FORT DODGE, Iowa (AP) - Tracey Richter was hailed as a hero after fatally shooting her neighbor, telling police she was protecting her children after he and another man broke into her Iowa home. But ten years later investigators are calling her a murderer, saying the 2001 killing was a calculated attempt to frame her first husband.

The starkly different visions of the mother of three will be laid out for jurors Wednesday during opening statements in Richter's first-degree murder trial.

Prosecutors allege she shot 20-year-old Dustin Wehde nine times with two weapons, then falsely told police she was the victim of a home invasion. They also say she'd planted a notebook in Wehde's car that implicated her first husband in an apparent murder-for-hire scheme.

Defense attorney Scott Bandstra told potential jurors Tuesday that his client used guns she was able to get from a safe to protect her home, herself and her three children after Wehde and another man broke in and assaulted her Dec. 13, 2001.

Bandstra also is expected to suggest Wednesday that investigators failed to follow leads that could have identified the alleged second intruder - who prosecutors say doesn't exist.

Richter, 45, was introduced to jurors Tuesday wearing a black sweater and a white dress shirt, not the orange jail jumpsuit she wore at previous hearings. Six men and six women were selected to hear the case.

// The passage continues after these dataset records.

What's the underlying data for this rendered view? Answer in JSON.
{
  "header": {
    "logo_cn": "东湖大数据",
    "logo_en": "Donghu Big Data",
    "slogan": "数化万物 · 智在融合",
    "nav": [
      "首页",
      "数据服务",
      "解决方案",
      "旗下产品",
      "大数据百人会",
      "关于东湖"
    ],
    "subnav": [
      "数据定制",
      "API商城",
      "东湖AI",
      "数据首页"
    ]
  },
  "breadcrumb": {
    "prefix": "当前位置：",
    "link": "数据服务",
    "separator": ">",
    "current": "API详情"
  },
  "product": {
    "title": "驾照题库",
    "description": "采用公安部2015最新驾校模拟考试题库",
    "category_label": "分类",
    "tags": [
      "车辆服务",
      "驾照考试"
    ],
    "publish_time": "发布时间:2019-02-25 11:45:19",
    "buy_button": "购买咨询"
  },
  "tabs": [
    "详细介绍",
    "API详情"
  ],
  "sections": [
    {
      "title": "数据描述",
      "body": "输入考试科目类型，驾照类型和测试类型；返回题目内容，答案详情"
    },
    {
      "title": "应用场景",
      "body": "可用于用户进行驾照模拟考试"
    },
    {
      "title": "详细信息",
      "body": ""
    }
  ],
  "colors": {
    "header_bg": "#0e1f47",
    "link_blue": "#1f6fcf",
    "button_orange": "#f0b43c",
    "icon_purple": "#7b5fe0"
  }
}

Wehde was found dead in the bedroom of Richter's home in Early, a small town about 100 miles northwest of Des Moines. Richter has long acknowledged she was the shooter, insisting she acted to protect her children, ages 11, 3 and 1, who were home with her while her second husband was away on business.

No second intruder was ever found, and the investigation stalled in the years after the shootings. No charges were filed.

But the Division of Criminal Investigation took a fresh look at the case in 2008 and developed new evidence, including a forensic expert who concluded the final three shots came as Wehde was face down on the ground.

Investigators said not only did the new evidence disprove Richter's claims of self-defense, it also provided a strange motive: She was trying to frame an ex-husband she had feuded with for years.

District Judge Kurt L. Wilke said the trial is expected to last more than one week at the Webster County courthouse in Fort Dodge, where the case was moved after the defense argued Richter could not get a fair trial near Early. Richter, a Chicago native, moved to Early with her second husband Michael Roberts in the late 1990s.

Michael Roberts and Richter have since divorced and feuded over child support, custody and related issues. He wrote in an email to The Associated Press that he thinks Wehde, a loner who had gone to church and played paintball with the family, was "simply a prop" used by Richter in a scheme to frame her first husband. After they filed for divorce in 2004, she later suggested Roberts also could have been involved in the home invasion.

Investigators said they found a pink notebook in the front seat of Wehde's car days after the shooting, and it's expected to be a key piece of evidence at the trial.

In it, Wehde wrote he was hired by a "mysterious fellow" named John Pitman, a Virginia plastic surgeon whose divorce with Richter was finalized in 1996, to kill her and her 11-year-old son, Bert. Investigators have said that while the entry was in Wehde's handwriting, they never believed it was credible or that Wehde was actually a hit man, and they kept the existence of the notebook and its contents a secret.

Investigators said an acquaintance of Pitman later came forward and said Richter told her shortly after the shooting that authorities had found the notebook and would soon be arresting Pitman.